En ton nom, j’ai caché, comme une ordure,
dans mes poches, parmi les hardes,
les rats vigoureux de la trahison.
J’ai nourri, c’est avec ma chair
que j’ai nourri le pitbull du cachot.
J’ai pleuré, quand tu grattais la terre avec les ongles,
tout comme les chevaux aux yeux arrachés.
Oui, c’est pour toi que je suis entrée en force dans ce monde
comme une vague de sang
qui ne retrouve plus son chemin vers le cœur.
La chemise de kevlar
Tu enfiles longuement la chemise des murs,
tout comme d’autres le font avec la chemise de la mort.

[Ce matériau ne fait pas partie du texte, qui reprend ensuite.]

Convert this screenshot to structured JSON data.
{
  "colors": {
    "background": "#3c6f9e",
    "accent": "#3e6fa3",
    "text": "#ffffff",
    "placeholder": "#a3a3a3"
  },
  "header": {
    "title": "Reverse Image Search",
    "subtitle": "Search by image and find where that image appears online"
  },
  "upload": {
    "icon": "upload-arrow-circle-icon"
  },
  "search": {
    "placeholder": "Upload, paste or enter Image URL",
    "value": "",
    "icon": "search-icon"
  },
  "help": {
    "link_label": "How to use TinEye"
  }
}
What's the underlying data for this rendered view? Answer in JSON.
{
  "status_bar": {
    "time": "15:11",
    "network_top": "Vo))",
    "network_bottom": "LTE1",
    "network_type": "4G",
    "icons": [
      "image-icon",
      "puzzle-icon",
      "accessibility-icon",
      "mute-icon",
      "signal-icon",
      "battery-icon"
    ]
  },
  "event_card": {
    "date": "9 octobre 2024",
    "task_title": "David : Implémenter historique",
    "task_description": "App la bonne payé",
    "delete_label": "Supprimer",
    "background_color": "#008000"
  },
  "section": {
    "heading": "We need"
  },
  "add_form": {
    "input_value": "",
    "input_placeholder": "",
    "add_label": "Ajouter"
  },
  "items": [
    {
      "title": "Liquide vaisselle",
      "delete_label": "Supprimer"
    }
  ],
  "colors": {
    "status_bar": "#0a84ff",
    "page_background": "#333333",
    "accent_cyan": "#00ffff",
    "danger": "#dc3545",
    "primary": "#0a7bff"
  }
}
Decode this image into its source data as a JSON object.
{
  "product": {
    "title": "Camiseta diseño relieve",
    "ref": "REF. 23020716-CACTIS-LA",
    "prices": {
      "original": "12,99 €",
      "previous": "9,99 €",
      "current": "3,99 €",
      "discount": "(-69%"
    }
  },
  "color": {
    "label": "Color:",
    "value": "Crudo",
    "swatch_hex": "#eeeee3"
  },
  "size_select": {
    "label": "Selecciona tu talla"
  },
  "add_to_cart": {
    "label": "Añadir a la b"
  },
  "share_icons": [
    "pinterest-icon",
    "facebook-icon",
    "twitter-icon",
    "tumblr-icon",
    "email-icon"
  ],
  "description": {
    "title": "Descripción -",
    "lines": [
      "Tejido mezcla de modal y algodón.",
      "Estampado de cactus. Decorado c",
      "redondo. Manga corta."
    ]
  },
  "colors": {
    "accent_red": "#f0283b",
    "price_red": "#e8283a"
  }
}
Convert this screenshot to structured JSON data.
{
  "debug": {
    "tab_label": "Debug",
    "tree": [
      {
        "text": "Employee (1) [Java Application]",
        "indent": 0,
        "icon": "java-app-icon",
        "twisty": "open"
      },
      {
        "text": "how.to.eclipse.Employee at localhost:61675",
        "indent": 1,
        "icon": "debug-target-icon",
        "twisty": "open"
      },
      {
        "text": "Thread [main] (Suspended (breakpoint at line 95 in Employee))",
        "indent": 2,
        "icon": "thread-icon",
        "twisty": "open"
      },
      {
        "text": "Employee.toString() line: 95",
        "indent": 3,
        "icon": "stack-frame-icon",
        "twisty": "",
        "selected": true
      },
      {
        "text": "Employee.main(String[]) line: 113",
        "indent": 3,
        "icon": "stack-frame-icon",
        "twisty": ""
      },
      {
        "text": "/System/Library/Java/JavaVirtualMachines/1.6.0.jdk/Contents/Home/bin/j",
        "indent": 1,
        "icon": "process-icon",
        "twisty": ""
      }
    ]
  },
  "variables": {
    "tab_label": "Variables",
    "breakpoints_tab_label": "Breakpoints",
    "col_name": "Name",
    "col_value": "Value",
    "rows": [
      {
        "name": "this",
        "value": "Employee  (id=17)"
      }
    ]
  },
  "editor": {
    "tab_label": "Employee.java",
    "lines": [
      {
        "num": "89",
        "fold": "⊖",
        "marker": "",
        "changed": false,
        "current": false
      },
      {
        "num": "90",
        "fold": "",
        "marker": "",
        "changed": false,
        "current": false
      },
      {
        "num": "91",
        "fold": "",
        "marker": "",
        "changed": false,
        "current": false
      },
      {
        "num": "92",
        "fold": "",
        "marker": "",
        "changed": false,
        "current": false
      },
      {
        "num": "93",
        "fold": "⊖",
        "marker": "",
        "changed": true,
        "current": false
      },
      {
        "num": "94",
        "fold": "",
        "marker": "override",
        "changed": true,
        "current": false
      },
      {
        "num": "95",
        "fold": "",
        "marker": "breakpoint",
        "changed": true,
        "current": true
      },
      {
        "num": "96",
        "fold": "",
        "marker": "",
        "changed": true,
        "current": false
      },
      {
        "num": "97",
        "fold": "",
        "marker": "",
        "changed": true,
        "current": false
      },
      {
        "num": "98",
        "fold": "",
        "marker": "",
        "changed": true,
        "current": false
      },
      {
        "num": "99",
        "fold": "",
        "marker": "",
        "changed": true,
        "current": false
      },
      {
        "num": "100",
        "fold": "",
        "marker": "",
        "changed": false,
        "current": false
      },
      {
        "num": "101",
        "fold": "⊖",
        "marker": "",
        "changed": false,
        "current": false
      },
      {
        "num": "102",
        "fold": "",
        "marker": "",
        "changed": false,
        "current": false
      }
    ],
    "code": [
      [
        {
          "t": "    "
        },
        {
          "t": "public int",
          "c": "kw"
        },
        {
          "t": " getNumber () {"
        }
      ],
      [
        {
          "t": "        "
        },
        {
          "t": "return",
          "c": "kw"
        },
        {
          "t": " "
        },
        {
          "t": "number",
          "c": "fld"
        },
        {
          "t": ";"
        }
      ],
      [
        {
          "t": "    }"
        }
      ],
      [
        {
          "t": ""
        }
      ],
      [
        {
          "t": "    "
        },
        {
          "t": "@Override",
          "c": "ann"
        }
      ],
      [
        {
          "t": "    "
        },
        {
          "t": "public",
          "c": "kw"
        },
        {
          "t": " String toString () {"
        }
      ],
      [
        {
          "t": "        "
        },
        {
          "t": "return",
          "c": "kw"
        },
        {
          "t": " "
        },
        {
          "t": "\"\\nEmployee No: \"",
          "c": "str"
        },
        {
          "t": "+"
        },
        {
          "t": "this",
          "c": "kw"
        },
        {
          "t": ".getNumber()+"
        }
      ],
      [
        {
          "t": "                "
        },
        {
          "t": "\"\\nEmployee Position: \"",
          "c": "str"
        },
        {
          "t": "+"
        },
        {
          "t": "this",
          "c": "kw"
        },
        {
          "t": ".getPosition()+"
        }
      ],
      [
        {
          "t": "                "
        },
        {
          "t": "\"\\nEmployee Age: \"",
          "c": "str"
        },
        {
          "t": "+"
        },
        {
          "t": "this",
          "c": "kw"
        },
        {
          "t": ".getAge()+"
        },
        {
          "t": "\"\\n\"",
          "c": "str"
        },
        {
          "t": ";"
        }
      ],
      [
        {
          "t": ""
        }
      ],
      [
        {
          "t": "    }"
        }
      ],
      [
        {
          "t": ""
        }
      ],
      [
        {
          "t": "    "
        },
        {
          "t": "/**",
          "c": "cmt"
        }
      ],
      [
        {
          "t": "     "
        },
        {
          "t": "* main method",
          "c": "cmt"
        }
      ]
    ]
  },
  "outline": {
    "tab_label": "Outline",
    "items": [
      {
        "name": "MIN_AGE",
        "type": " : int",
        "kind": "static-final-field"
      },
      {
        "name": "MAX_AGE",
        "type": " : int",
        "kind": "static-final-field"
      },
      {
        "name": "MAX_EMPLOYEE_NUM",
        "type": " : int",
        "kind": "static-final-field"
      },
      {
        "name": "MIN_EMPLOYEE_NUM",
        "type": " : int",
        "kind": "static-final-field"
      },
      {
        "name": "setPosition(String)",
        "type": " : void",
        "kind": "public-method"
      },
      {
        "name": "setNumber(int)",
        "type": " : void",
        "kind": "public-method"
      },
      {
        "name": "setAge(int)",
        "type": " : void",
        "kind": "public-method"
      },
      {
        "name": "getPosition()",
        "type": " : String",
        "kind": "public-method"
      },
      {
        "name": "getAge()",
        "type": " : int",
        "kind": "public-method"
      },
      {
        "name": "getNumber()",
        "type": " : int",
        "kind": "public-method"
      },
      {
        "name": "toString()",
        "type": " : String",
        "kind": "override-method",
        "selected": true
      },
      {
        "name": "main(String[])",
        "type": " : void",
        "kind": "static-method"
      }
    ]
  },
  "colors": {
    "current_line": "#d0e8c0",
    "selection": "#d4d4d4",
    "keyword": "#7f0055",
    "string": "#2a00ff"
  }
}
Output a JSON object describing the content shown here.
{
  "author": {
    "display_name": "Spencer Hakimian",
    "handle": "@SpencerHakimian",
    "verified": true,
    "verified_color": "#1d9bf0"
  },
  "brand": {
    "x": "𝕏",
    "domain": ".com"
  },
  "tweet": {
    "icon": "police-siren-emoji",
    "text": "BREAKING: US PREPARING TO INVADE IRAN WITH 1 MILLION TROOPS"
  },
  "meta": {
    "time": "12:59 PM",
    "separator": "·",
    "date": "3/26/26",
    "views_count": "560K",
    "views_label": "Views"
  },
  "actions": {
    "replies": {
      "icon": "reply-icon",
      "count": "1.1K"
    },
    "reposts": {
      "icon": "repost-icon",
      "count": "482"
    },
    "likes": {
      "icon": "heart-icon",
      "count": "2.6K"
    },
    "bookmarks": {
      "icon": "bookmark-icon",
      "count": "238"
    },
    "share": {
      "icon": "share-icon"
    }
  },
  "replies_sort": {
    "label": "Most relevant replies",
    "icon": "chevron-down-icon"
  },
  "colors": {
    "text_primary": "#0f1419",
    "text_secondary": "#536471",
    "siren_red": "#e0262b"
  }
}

Oui. Tu enfiles chaque jour la chemise serrée des murs,
les mâtins volants des persiennes.
Oh, les murs, les murs ‒ les amis, les ennemis,
le doux retard, leurs poches trouées,
leurs minces chevilles de jument, les framboisiers,
la pompe qui les irrigue vigoureusement
du tréfonds de ton cœur,
comme d’un filon d’étron,
les fougues qui engluaient naguère leurs cheveux,
les plantes des pieds où ils laissaient leurs lourdes traces,
les petites mains des homoncules
avec lesquelles ils te serrent contre leur poitrine
et enduisent de savon, doucement, le nœud de ta corde,
toujours les mêmes, toujours proches,
comme si tu dormais déjà
quelque part, sous terre ;
ils font tinter les clochettes de l’illusion ;
leur cliquetis ‒ tremblant ‒
comme celui du canon d’un revolver
heurté contre les dents.
Tu te réveilles le matin et enfiles la chemise des murs.
Tu te couches la nuit et enfiles la douce chemise des murs.
Je sors dans la rue avec l'ange.
Comme une chaîne enroulée autour de la main.
Blanchie par le chaux des murs.
Les hommes que je rencontre
me lèchent la main et les chevilles,
me suivent de près.
Je leur marche dessus
comme sur des charbons ardents,
comme sur des vagues, sur des toits.
Je n'ai aucune pitié
pour les hommes qui m'aiment.
Ma chaîne a ouvert sur leur dos
des pupilles de serpent. [...]
SDF
Les vieux, les grands enfants de la ville rampent à plat ventre,
ils entrent dans leur maison de carton, sur les trottoirs,
et grouillent dans les recoins,
comme s’ils voulaient déjà se faire une place sous
la terre.
Ils se traînent sur une bouche de canalisation embuée
(c’est ainsi qu’ils renforcent leurs liens avec les profondeurs),
comme des poules géantes
qui couvent leurs fleurs, la moisissure.
Les grands, les vieux enfants de la ville rampent à plat ventre
et crachent dans le whitman de la rue
comme dans une soupe.
Le dieu des canalisations les enveloppe
soigneusement dans un nuage, comme des anges.